Целый круг людей, смытых и обезличенных революцией, автор символизирует в рассказе «Жилец» в лице неизвестно откуда появившегося Давида Васильевича. Человек приходит, уходит, ест и пьет, — но это тень от тени, и даже теплый мещанский уют, к которому он случайно приткнулся, не возвращает его самому себе. За простенькой фабулой — одна из самых горьких и близких нам трагедий российского бездорожья. К этому циклу можно отнести и очерки «Покупательница» и «Фокс».
Два рассказа — «Тринадцатый» и «Генералынин мопс» (чеховская фабула) не в тоне книги и несколько нарушают ее цельность.
Но в общем содержание сборника значительно, автор — уверенный в себе художник, у него свои глаза и слова. Язык Георгия Пескова благородно-сдержан, меток и прост. По темам — и краски. Действующие лица говорят сами, никогда за них не говорит автор. И полное отсутствие истерики, которую чувствуешь иногда в эмигрантских отражениях советского быта — немалое достоинство.
<1930>
РУССКАЯ КНИЖНАЯ ПОЛКА*
В какое эмигрантское жилье не придешь, — прежде всего ищешь глазами: а есть ли здесь книжная полка? И нередко, увы, вместо книжкой полки со стопкой русских книг увидишь глупую куклу маркизу в углу диванчика, граммофонные пластинки с негритянскими завываниями, пачку билетов со скидкой в ближайшее кино («Скрежет страсти!», «Объятья мулатки!») и замусоленную колоду карт на столе.
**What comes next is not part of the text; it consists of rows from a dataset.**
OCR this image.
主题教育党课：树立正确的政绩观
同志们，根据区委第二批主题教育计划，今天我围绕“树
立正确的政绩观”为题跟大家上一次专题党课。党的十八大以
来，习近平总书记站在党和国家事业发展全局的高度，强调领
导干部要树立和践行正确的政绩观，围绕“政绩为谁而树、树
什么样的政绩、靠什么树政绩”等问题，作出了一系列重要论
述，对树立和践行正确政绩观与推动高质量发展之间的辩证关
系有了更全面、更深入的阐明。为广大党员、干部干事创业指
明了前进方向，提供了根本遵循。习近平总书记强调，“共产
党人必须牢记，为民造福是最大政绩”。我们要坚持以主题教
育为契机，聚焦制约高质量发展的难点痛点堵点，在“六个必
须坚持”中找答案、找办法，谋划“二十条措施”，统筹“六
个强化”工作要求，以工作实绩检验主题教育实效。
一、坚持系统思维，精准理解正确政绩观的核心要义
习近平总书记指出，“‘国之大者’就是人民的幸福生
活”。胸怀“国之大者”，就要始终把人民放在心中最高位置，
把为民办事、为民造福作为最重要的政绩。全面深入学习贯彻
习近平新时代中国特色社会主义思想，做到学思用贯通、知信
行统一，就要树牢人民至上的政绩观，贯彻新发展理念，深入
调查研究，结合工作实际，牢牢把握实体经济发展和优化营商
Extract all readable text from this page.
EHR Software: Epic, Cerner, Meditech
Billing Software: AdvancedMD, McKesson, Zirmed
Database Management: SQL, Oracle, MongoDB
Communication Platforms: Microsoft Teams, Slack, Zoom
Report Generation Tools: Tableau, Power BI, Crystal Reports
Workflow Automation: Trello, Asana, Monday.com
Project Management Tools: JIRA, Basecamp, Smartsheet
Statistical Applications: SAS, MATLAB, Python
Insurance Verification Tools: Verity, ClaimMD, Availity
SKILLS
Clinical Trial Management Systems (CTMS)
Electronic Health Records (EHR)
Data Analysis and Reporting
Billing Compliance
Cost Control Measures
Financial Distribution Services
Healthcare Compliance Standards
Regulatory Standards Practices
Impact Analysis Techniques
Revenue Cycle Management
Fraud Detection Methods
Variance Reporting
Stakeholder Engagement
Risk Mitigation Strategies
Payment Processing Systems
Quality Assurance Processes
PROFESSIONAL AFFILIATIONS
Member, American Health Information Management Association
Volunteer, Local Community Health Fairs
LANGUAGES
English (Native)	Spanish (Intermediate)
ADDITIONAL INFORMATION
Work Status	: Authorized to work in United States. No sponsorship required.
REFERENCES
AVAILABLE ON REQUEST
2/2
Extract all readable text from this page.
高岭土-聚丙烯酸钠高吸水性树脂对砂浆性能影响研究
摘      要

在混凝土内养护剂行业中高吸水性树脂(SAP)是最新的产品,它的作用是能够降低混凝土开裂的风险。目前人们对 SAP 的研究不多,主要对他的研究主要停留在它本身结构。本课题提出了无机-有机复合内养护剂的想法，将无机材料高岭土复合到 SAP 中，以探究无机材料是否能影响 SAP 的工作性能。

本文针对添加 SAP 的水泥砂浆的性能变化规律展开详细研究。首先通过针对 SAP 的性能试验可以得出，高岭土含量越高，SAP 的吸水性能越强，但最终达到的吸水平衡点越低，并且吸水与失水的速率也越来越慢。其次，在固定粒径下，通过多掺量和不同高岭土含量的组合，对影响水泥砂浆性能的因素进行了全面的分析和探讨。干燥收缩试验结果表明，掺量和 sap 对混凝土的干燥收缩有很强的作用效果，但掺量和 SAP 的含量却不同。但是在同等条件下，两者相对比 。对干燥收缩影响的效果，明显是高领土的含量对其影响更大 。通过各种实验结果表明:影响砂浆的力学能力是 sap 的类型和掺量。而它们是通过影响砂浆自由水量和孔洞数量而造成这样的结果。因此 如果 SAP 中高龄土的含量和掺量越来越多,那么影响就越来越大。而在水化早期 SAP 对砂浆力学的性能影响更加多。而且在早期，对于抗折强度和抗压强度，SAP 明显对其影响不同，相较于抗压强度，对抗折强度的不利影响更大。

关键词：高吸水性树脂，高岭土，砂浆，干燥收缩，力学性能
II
«Помилуйте, — говорят иные, — какие там книги! Жизнь птичья, эмигрантская, где там еще на перелете книжной полкой обзаводиться».
Так ли?
Живем подолгу, многие десяток лет кряду сидят в своих «иноземных» углах, кое-кто и мебелью обзавелся и даже книжный шкаф купил по случаю подержанный… Но книг так и не завел.
Дорого!
Но ведь весь Пушкин стоит не дороже глупой куклы маркизы, нескольких пластинок с фокстротами, нескольких билетов в угловое кино, не дороже двух бутылок с вишневкой.
Скажем просто:
Только тот причастен к русской культуре и в меру сил хранит ее и передает своим детям, кто у себя дома, в своем гнезде, не может обойтись без русской книжной полки.
Ибо, если и от русской книги отвернемся, выбросив ее из обихода, — не превратится ли ежегодный праздник «Дня русской культуры» в торжественный холодный парад, в официальные поминки по гениям русской мысли?
1930
Париж
«КРОКОДИЛ»*
С вялым недоумением перелистываешь очередной номер советского сатирического журнала «Крокодил». Тираж планетарный: пятьсот тысяч! Но, очевидно, только советские методы принудительного распространения могли создать такой тираж журналу, которому, по всей справедливости, следовало бы заменить боевую кличку «Крокодил» другим, вполне определяющим его содержание названием «Благонамеренная вобла».